I wonder what kind of country my grandchildren’s grandchildren will inherit? Will it be a nation at peace, or one in constant warfare? Will they live in the freedom of a democracy, or be oppressed by a brutal autocracy? Will the air be clean and clear, or will they need respirators when they leave their climate-controlled dwellings? Will they have ocean beaches, campgrounds, mountain trails, lakes, tree-filled parks and bike paths to enjoy, or will the natural environment be so compromised that it is hostile to human recreation? Will clean water be abundant, or will they need artificially-manufactured chemical liquid to quench their thirst?
Will my great, great grandchildren’s America be a country in which people of different races and religions live together in mutual respect, or will ethnicity, skin color and religion define a hierarchy of social-economic status. Will their country’s government be competent and focused on the common good, or will it be controlled by plutocrats whose only interest is their own wealth and power? Will their nation’s international standing be determined primarily by military dominance, or by a commitment to justice and equality for all people?
America at a Turning Point
I don’t know the answer to any of those questions, but I do believe that America has reached a turning point, an intersection: one path leads toward democracy and the other toward autocracy. Each of us must make a choice, and whichever course we choose to follow we will scatter seeds along the way. When the seeds take root, they will mature into the nation that our far-distant progeny inherit.
This choice of direction will determine whether future generations live in a clean, sustainable environment, or are plagued by environmental destruction. How we respond today to our racial, gender, economic and religious differences will set in place social structures that foster either community or conflict. Our response today to international strife will set the stage for a world either at peace or constant warfare.
The present-day facts of American political life do not bode well for the seeds we are planting. Republicans are building a case that facts do not matter. They have constructed their ideology on a foundation of lies, giving precedence to conspiracy theories over truth and supplanting science with fiction.

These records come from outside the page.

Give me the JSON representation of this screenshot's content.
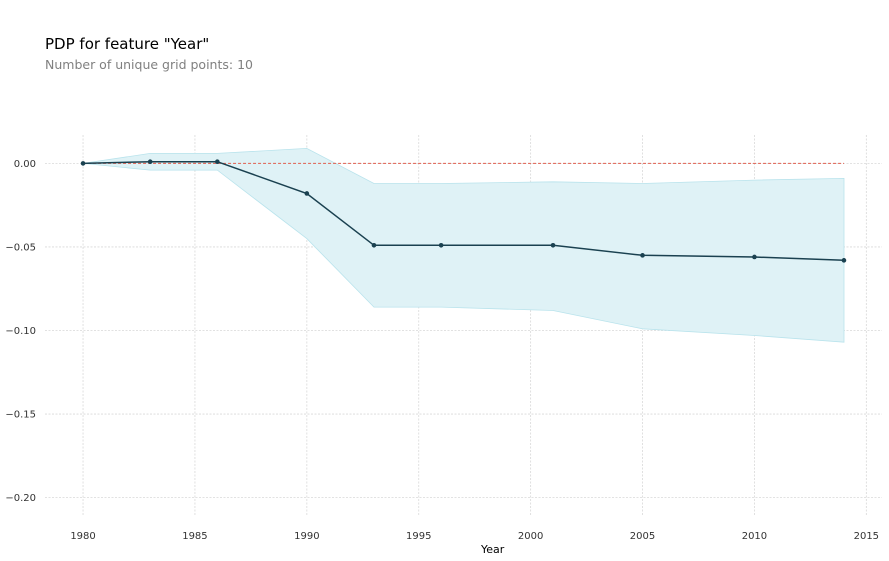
{
  "title": "PDP for feature \"Year\"",
  "subtitle": "Number of unique grid points: 10",
  "chart_data": {
    "type": "line",
    "title": "PDP for feature \"Year\"",
    "subtitle": "Number of unique grid points: 10",
    "xlabel": "Year",
    "ylabel": "",
    "xlim": [
      1978.3,
      2015.7
    ],
    "ylim": [
      -0.211,
      0.017
    ],
    "xticks": [
      1980,
      1985,
      1990,
      1995,
      2000,
      2005,
      2010,
      2015
    ],
    "xtick_labels": [
      "1980",
      "1985",
      "1990",
      "1995",
      "2000",
      "2005",
      "2010",
      "2015"
    ],
    "yticks": [
      0.0,
      -0.05,
      -0.1,
      -0.15,
      -0.2
    ],
    "ytick_labels": [
      "0.00",
      "−0.05",
      "−0.10",
      "−0.15",
      "−0.20"
    ],
    "grid": true,
    "series": [
      {
        "x": [
          1980,
          1983,
          1986,
          1990,
          1993,
          1996,
          2001,
          2005,
          2010,
          2014
        ],
        "values": [
          0.0,
          0.001,
          0.001,
          -0.018,
          -0.049,
          -0.049,
          -0.049,
          -0.055,
          -0.056,
          -0.058
        ],
        "upper": [
          0.0,
          0.006,
          0.006,
          0.009,
          -0.012,
          -0.012,
          -0.011,
          -0.012,
          -0.01,
          -0.009
        ],
        "lower": [
          0.0,
          -0.004,
          -0.004,
          -0.045,
          -0.086,
          -0.086,
          -0.088,
          -0.099,
          -0.103,
          -0.107
        ]
      }
    ],
    "reference_line": 0.0,
    "colors": {
      "line": "#1a4150",
      "band": "#dff2f6",
      "band_edge": "#b9e3ec",
      "reference": "#e06050",
      "grid": "#d8d8d8"
    }
  }
}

Do not think for a moment that what they are doing is playing a political game of egos. This is not a game. It is a deadly serious time in which two very different views of America are locked in a contest to set the course of this nation’s future, a future that belongs not to us but to generations we will never know.
Autocracy of Democracy
Joe Biden, a leader from the elder generation, understands this. He is fighting to ferret out the authoritarian tendencies of the last four years as he seeks to strengthen representative democracy. He and the Democrats envision an activist government helping people meet their basic needs, while Republicans are threatened by this. Their response is to enact laws in more than 40 states that limit access to the polls. Why are the Republicans so desperate to limit voting? Because they are a minority party and they are without any coherent platform other than blocking progressive responses to the needs of the people.
When asked about their strategy, they say Democrats are trying to grab power by altering voting laws and rules. This, in fact, is what the Republicans are doing on a state-by-state basis.

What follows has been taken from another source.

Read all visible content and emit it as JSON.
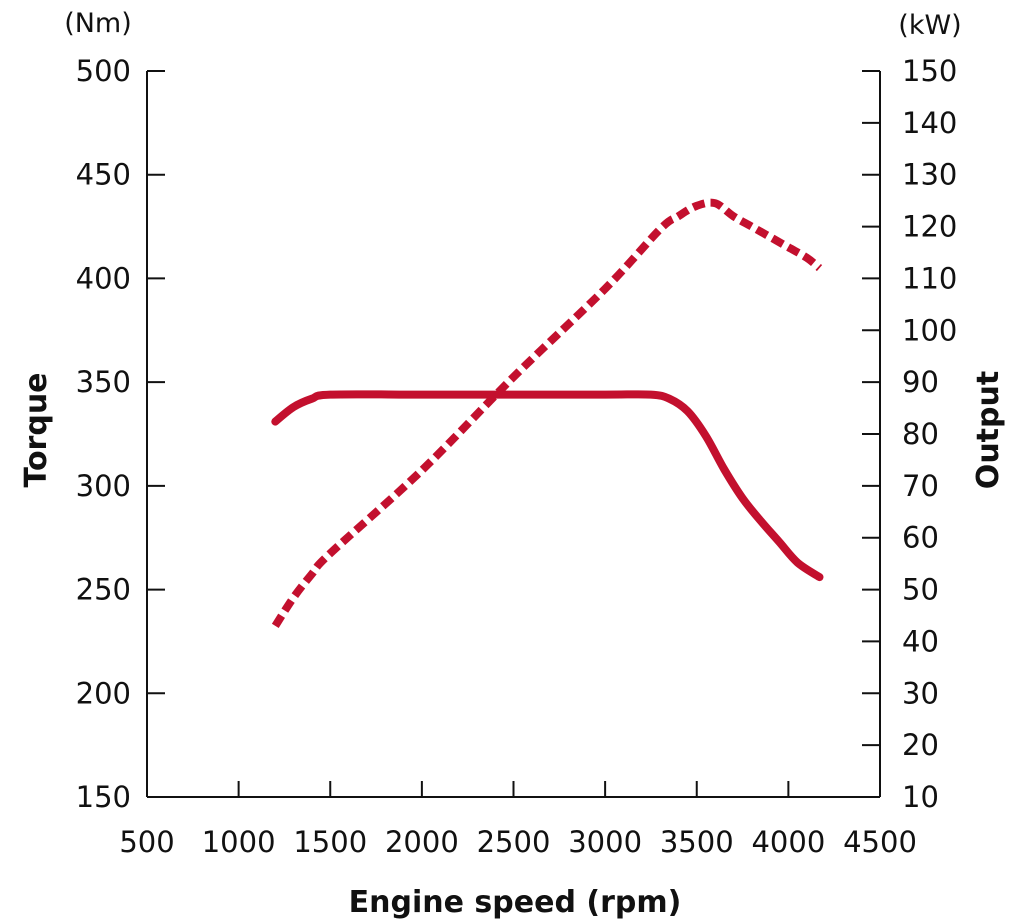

The Democrats’ proposed solution (labeled the “For The People Act”), ensures that every state plays by the same set of rules, rules that cannot be changed to benefit a losing party.
A Renewed and Durable Infrastructure
Biden also understands the economic and social need for a renewed and durable infrastructure. Republicans support infrastructure spending, but their view differs from that offered by the president. While Biden and the Democrats propose an undertaking to repair the nation’s physical infrastructure (decaying roads and bridges, inadequate transportation systems, polluted and withering waterways, decaying dams, vulnerable power grids and unsafe buildings) they are also adamant about strengthening the core of the nation’s human foundation: the people.
His proposals include moving away from fossil fuels and toward sustainable energy; bolstering caregiving for aging and disabled Americans by expanding long-term care services and improving the wages of care providers; investing in small businesses; building and retrofitting homes to increase affordable housing for low to middle-income people; investing in research and development; replacing all of the country’s lead pipes and rebuilding the fresh water infrastructure; upgrading the school buildings so that they are clean, safe and conducive to learning; increasing and strengthening opportunities for both early education and community colleges, adding four years to the current 12 years of public education; making high-speed broadband accessible for all Americans, regardless of where they live.
It is time for each American to engage, to study the proposals—not the political rhetoric or the advocacy of partisans, but the proposals themselves. Ignore the dog whistles and the hot- button words. Try to understand the motives and reasons of both sides of the debate. Then make up your own mind, take a stand, write or call your Senator and Member of Congress. The future of your great, great grandchildren depends on what you do in this crucial moment.